366 - The Positive Effect of Continued Motion of a Cervical Artificial Disc...

General Session: Cervical-1

Presented by: J. Spivak - View Audio/Video Presentation (Members Only)


J. Spivak(1), J. Zigler(2), M. Janssen(3), B. Darden(4), K. Radcliff(5)

(1) New York University, Orthopedic Surgery, New York, NY, United States
(2) Texas Back Institute, Plano, TX, United States
(3) Spine Education and Research Institute, Denver, CO, United States
(4) OrthoCarolina Spine Center, Charlotte, NC, United States
(5) Rothman Institute Thomas Jefferson University, Philadelphia, PA, United States


Introduction: Development of symptomatic adjacent level degeneration (ALD) following anterior cervical discectomy and fusion (ACDF) remains a clinical concern.

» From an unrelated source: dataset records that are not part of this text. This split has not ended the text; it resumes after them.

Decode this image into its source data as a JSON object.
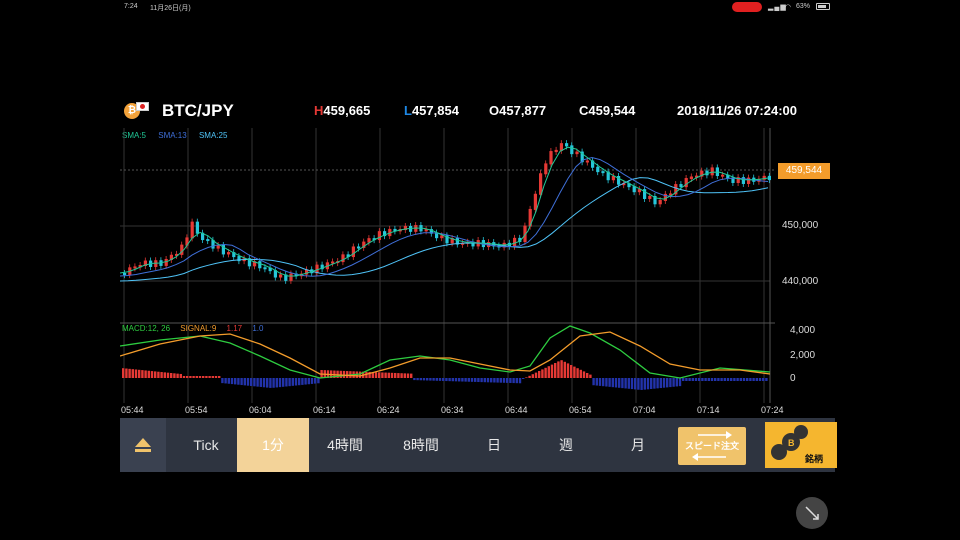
{
  "status": {
    "time": "7:24",
    "date": "11月26日(月)",
    "battery": "63%"
  },
  "header": {
    "pair": "BTC/JPY",
    "high_letter": "H",
    "high": "459,665",
    "low_letter": "L",
    "low": "457,854",
    "open_letter": "O",
    "open": "457,877",
    "close_letter": "C",
    "close": "459,544",
    "datetime": "2018/11/26 07:24:00"
  },
  "legend": {
    "sma5": "SMA:5",
    "sma13": "SMA:13",
    "sma25": "SMA:25"
  },
  "price_axis": {
    "current": "459,544",
    "p450": "450,000",
    "p440": "440,000"
  },
  "macd_legend": {
    "macd": "MACD:12, 26",
    "signal": "SIGNAL:9",
    "hist_a": "1.17",
    "hist_b": "1.0"
  },
  "macd_axis": {
    "a": "4,000",
    "b": "2,000",
    "c": "0"
  },
  "time_axis": [
    "05:44",
    "05:54",
    "06:04",
    "06:14",
    "06:24",
    "06:34",
    "06:44",
    "06:54",
    "07:04",
    "07:14",
    "07:24"
  ],
  "tabs": {
    "tick": "Tick",
    "m1": "1分",
    "h4": "4時間",
    "h8": "8時間",
    "day": "日",
    "week": "週",
    "month": "月"
  },
  "speed_order": "スピード注文",
  "brand": "銘柄",
  "colors": {
    "up": "#e53935",
    "down": "#26c6da",
    "sma5": "#20c997",
    "sma13": "#3f6fd8",
    "sma25": "#4fc3f7",
    "macd": "#2ecc40",
    "signal": "#f39c2b",
    "accent": "#f39c2b"
  }
}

Cervical artificial disc replacement (C-ADR) maintains motion at the surgical level, and has been demonstrated to lower the incidence of developing radiographic ALD (R-ALD) than with ACDF. The purpose of this study is to compare the rates of progressive R-ALD up to 7 years post-surgery in patients treated with ProDisc-C (Depuy Synthes Spine, Raynham, MA) C-ADR or ACDF for one-level symptomatic cervical disc disease, and to examine the effect of final long-term flexion-extension range of motion (ROM) of the C-ADR on the development of progressive R-ALD.

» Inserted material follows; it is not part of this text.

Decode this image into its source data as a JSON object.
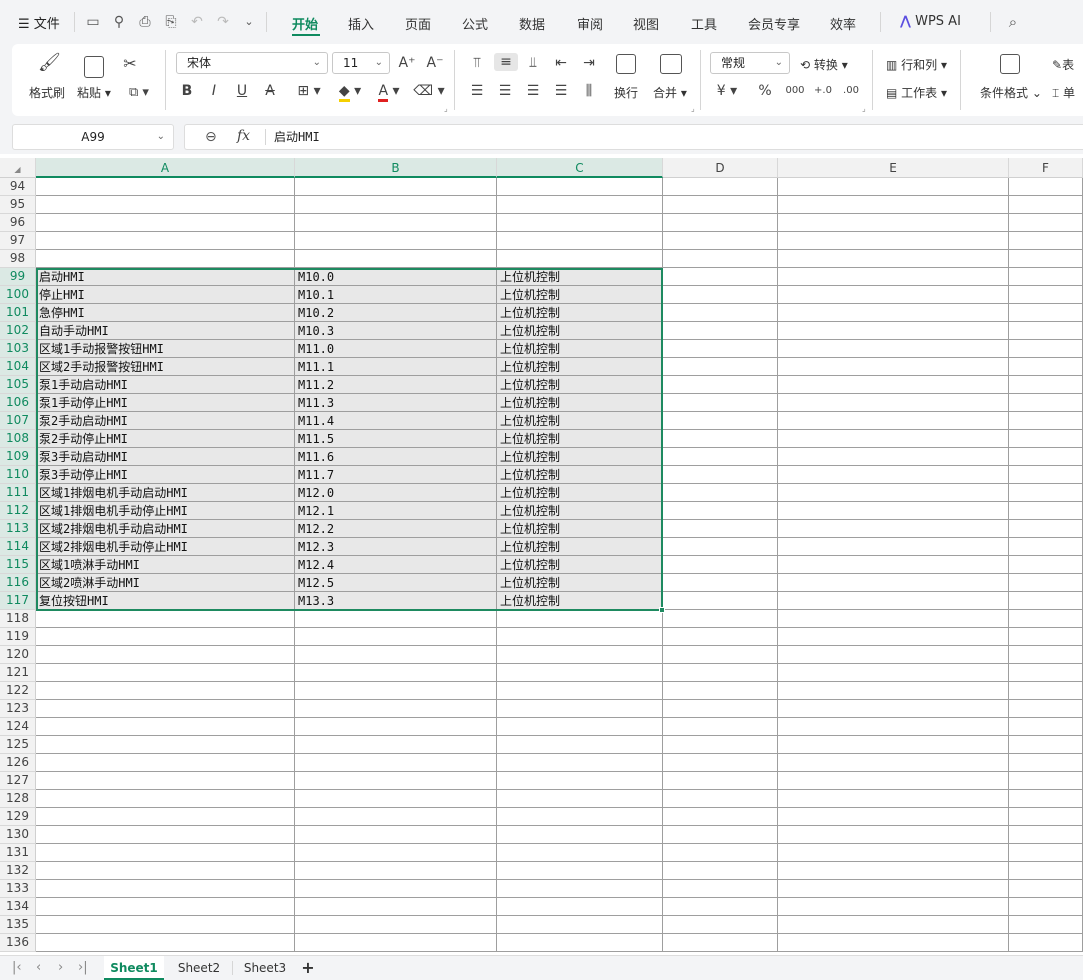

Methods: A prospective randomized FDA approved IDE study was conducted at 13 sites to assess the safety and effectiveness of single-level C-ADR compared to ACDF. The study included annual patient follow-up through 7 years. 209 patients were randomized and treated (106 ACDF; 103 C-ADR). All study radiographs were assessed by independent radiologists utilizing a qualitative assessment of disc degeneration at the levels adjacent to the index surgery based on the Kellgren-Lawrence radiographic grading scale. Range of motion at the index and adjacent levels were measured. Radiographic results are presented for patients at final follow-up up to 7 years postoperatively, using the last observation carried forward with a minimum 5 year follow up. The relationship between progressive R-ALD and long term ROM of the C-ADR, at the final follow-up, was also examined.

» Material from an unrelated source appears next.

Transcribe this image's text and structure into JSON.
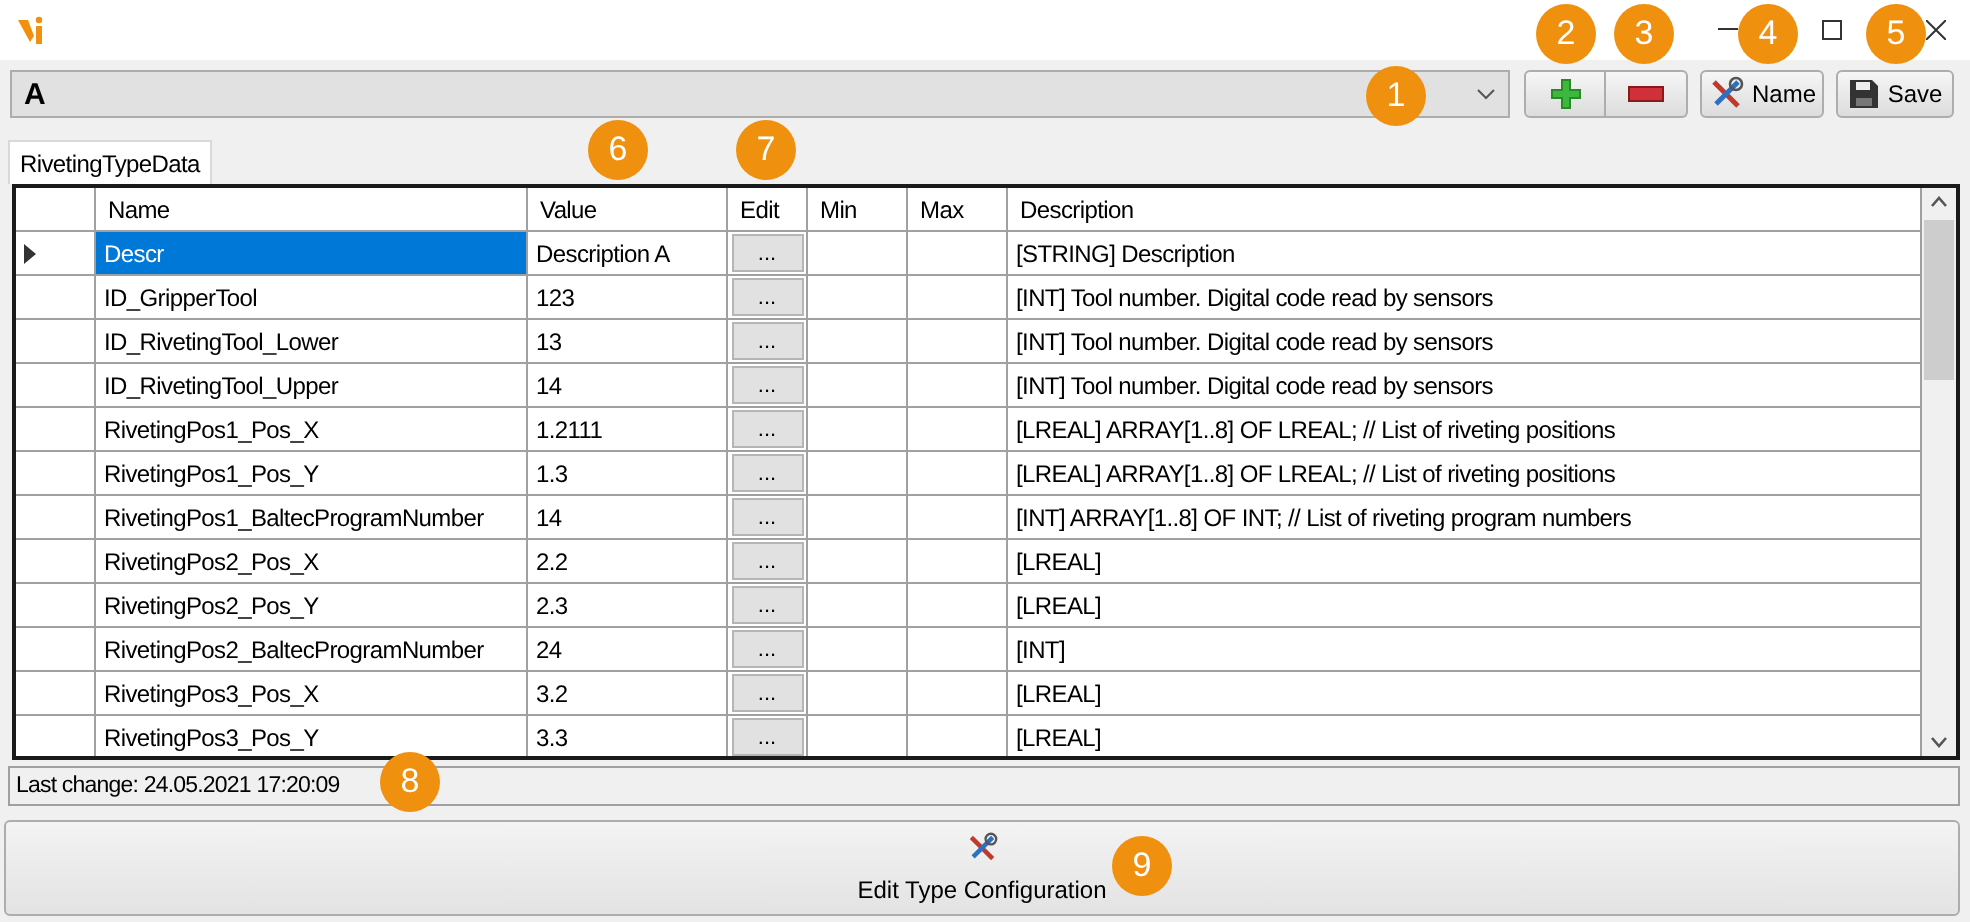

Results: Final follow-up data was available for 160 patients (87 C-ADR, 73 ACDF) Basic demographics were similar between the two patient groups. The rate of progressive R-ALD at either adjacent level was statistically significantly lower in the C-ADR cohort compared to ACDF patients (rates: 53% vs. 77% respectively (p=0.0028)). The rate of R-ALD was significantly lower only in the superior adjacent level for the C-ADR vs. ACDF patients (36% vs. 59%, p=0.0061), although R-ALD trended lower in C-ADR patients for the inferior adjacent level (C-ADR 34% vs. ACDF 43% (p=0.24)). The index level ROM of the C-ADR at final follow up was found to significantly correlate (inversely) with the degree of progressive R-ALD (p=0.0113). Discs moving 0-3 degrees had a 68% rate of progressive R-ALD, while the rate was 53% in discs moving 4-6 degrees, and 43% in discs moving 7 or more degrees (p=0.0704). Severe progression of R-ALD (grade 0-1 initially, 3-4 at follow-up) in C-ADR patients was found in 47% of patients with discs moving 0-3 degrees, in no patients with discs moving 4-6 degrees, and in 9.5% of patients with discs moving 7+ degrees (p=0.0013).

Conclusions: Long term results demonstrated that the rate of progressive radiographic adjacent level disc degeneration was significantly lower in C-ADR patients as compared to ACDF patients. The rate of radiographic ALD in the C-ADR patients was found to correlate inversely with the final ROM of the C-ADR.